More about the bathroom:  At home you will bleed for weeks.  It is like having your period for all of ETERNITY!  And there will be the ritual cleansing of the "down there" EVERY TIME YOU USE THE STINKIN' bathroom.  As if the simple act of going to the bathroom doesn't hurt on it's own every time.  Heck, the simple act of WALKING to the bathroom hurts every time.

BF:  Not everyone loses weight from breastfeeding.  Sorry to break the news.  Not painful in an *Ouch* way, but more of a *Tear* way.  It is still the best for your baby, if you are able, but it did nothing for the weight loss for me.  Additionally, breastfeeding is supposed to help ward of that monthly visit from Aunt Flo.  Again, not for everyone.  Although for me it did help keep her from visiting as often. 

Jubblies:  Post breastfeeding boobs (especially if you've been working REALLY hard on losing the weight) are sort of deflated.  You may remember my blog Machine Gun Jubblies from back in December when I was bf-ing away and they were insanely INflated!  I made it almost four months with those outrageously inflated things.  But the stress of returning to work, pumping there, not producing enough, etc.is why I decided to quit.  That gave me the feeling of an insane amount of freedom that I will never forget.  But now they're just blah.  Is there no happy medium?

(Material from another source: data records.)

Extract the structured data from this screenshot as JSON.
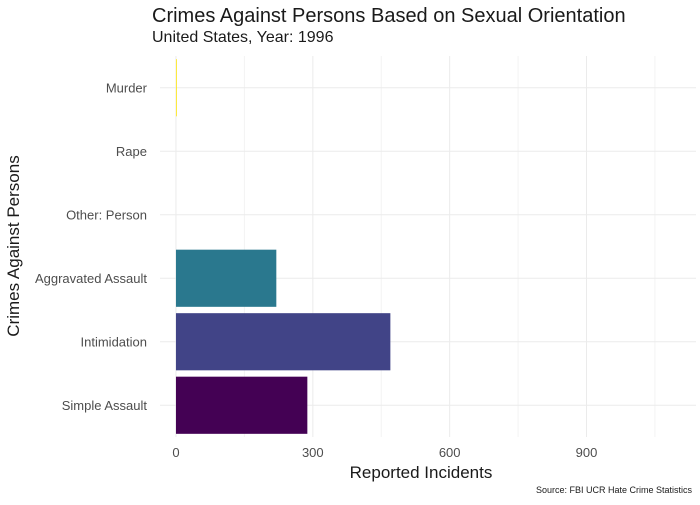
{
  "chart_data": {
    "type": "bar",
    "orientation": "horizontal",
    "title": "Crimes Against Persons Based on Sexual Orientation",
    "subtitle": "United States, Year: 1996",
    "xlabel": "Reported Incidents",
    "ylabel": "Crimes Against Persons",
    "caption": "Source: FBI UCR Hate Crime Statistics",
    "categories": [
      "Murder",
      "Rape",
      "Other: Person",
      "Aggravated Assault",
      "Intimidation",
      "Simple Assault"
    ],
    "values": [
      2,
      0,
      0,
      220,
      470,
      288
    ],
    "colors": [
      "#FDE725",
      "#7AD151",
      "#22A884",
      "#2A788E",
      "#414487",
      "#440154"
    ],
    "xlim": [
      -35,
      1140
    ],
    "xticks": [
      0,
      300,
      600,
      900
    ],
    "xtick_labels": [
      "0",
      "300",
      "600",
      "900"
    ],
    "grid": true,
    "legend": "none"
  }
}
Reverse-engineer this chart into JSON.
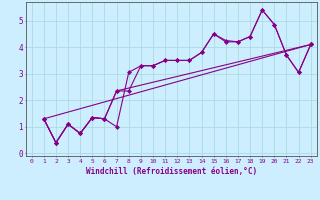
{
  "xlabel": "Windchill (Refroidissement éolien,°C)",
  "bg_color": "#cceeff",
  "grid_color": "#aadddd",
  "line_color": "#880088",
  "marker": "D",
  "markersize": 2.0,
  "linewidth": 0.8,
  "xlim": [
    -0.5,
    23.5
  ],
  "ylim": [
    -0.1,
    5.7
  ],
  "xticks": [
    0,
    1,
    2,
    3,
    4,
    5,
    6,
    7,
    8,
    9,
    10,
    11,
    12,
    13,
    14,
    15,
    16,
    17,
    18,
    19,
    20,
    21,
    22,
    23
  ],
  "yticks": [
    0,
    1,
    2,
    3,
    4,
    5
  ],
  "series": [
    {
      "x": [
        1,
        2,
        3,
        4,
        5,
        6,
        7,
        8,
        9,
        10,
        11,
        12,
        13,
        14,
        15,
        16,
        17,
        18,
        19,
        20,
        21,
        22,
        23
      ],
      "y": [
        1.3,
        0.4,
        1.1,
        0.75,
        1.35,
        1.3,
        1.0,
        3.05,
        3.3,
        3.3,
        3.5,
        3.5,
        3.5,
        3.8,
        4.5,
        4.2,
        4.2,
        4.4,
        5.4,
        4.85,
        3.7,
        3.05,
        4.1
      ]
    },
    {
      "x": [
        1,
        2,
        3,
        4,
        5,
        6,
        7,
        8,
        9,
        10,
        11,
        12,
        13,
        14,
        15,
        16,
        17,
        18,
        19,
        20,
        21,
        22,
        23
      ],
      "y": [
        1.3,
        0.4,
        1.1,
        0.75,
        1.35,
        1.3,
        2.35,
        2.35,
        3.3,
        3.3,
        3.5,
        3.5,
        3.5,
        3.8,
        4.5,
        4.25,
        4.2,
        4.4,
        5.4,
        4.85,
        3.7,
        3.05,
        4.1
      ]
    },
    {
      "x": [
        1,
        2,
        3,
        4,
        5,
        6,
        7,
        23
      ],
      "y": [
        1.3,
        0.4,
        1.1,
        0.75,
        1.35,
        1.3,
        2.35,
        4.1
      ]
    },
    {
      "x": [
        1,
        23
      ],
      "y": [
        1.3,
        4.1
      ]
    }
  ]
}
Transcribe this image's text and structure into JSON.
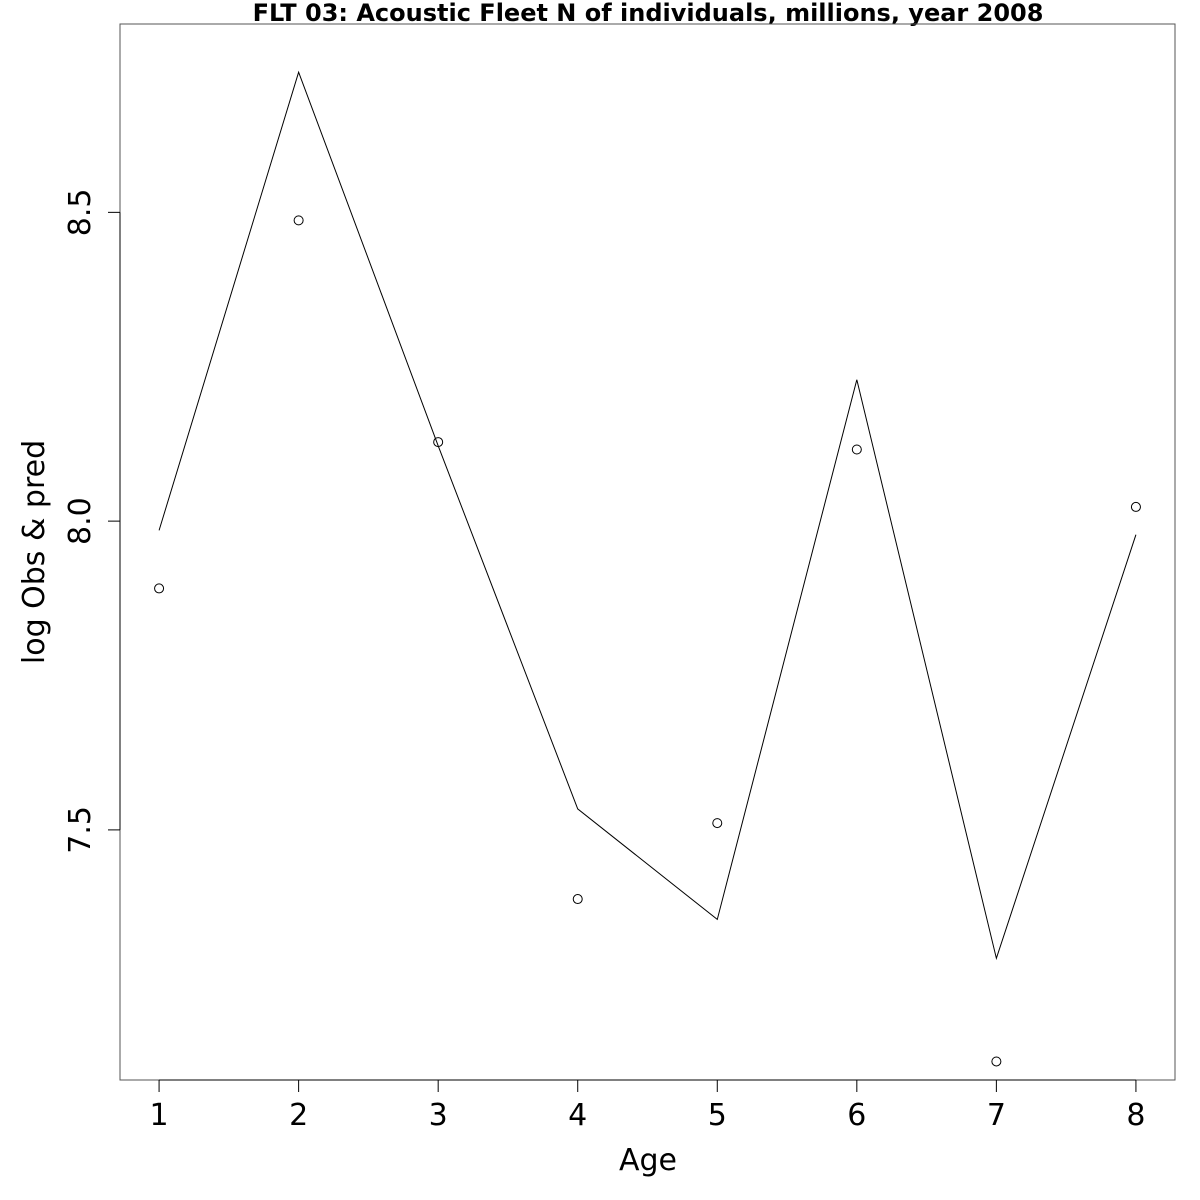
{
  "chart_data": {
    "type": "line",
    "title": "FLT 03: Acoustic Fleet  N of individuals, millions, year 2008",
    "xlabel": "Age",
    "ylabel": "log Obs & pred",
    "x": [
      1,
      2,
      3,
      4,
      5,
      6,
      7,
      8
    ],
    "xlim": [
      0.72,
      8.28
    ],
    "ylim": [
      7.095,
      8.805
    ],
    "xticks": [
      "1",
      "2",
      "3",
      "4",
      "5",
      "6",
      "7",
      "8"
    ],
    "yticks": [
      "7.5",
      "8.0",
      "8.5"
    ],
    "ytick_values": [
      7.5,
      8.0,
      8.5
    ],
    "grid": false,
    "series": [
      {
        "style": "line",
        "values": [
          7.985,
          8.727,
          8.122,
          7.534,
          7.355,
          8.229,
          7.292,
          7.978
        ]
      },
      {
        "style": "points",
        "values": [
          7.891,
          8.487,
          8.128,
          7.388,
          7.511,
          8.116,
          7.125,
          8.023
        ]
      }
    ],
    "colors": {
      "line": "#000000",
      "points": "#000000",
      "frame": "#555555"
    }
  }
}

Luckily, I have a great friend who told me of many of these things. But I found it unusual that much of this isn't written about as often. Or if it is, it's sugar-coated.   

It's great being the mom, having the bonding time with your child while in the tummy (even those of us who did not care for pregnancy can find SOME things they did like about it) and already having that bond once they are out.  But EVERY woman has wished it all, or at least some, on her husband or significant other...I don't care who you are, at some point you will wish your husband/significant other could experience a fraction of a symptom, pain or SOMETHING during pregnancy, giving birth or recovery.  You can tell me this is untrue. But I will know you are lying.

C-section birthers, I'm curious to know your super gross & weird stuff.  Please feel free to comment with some of them.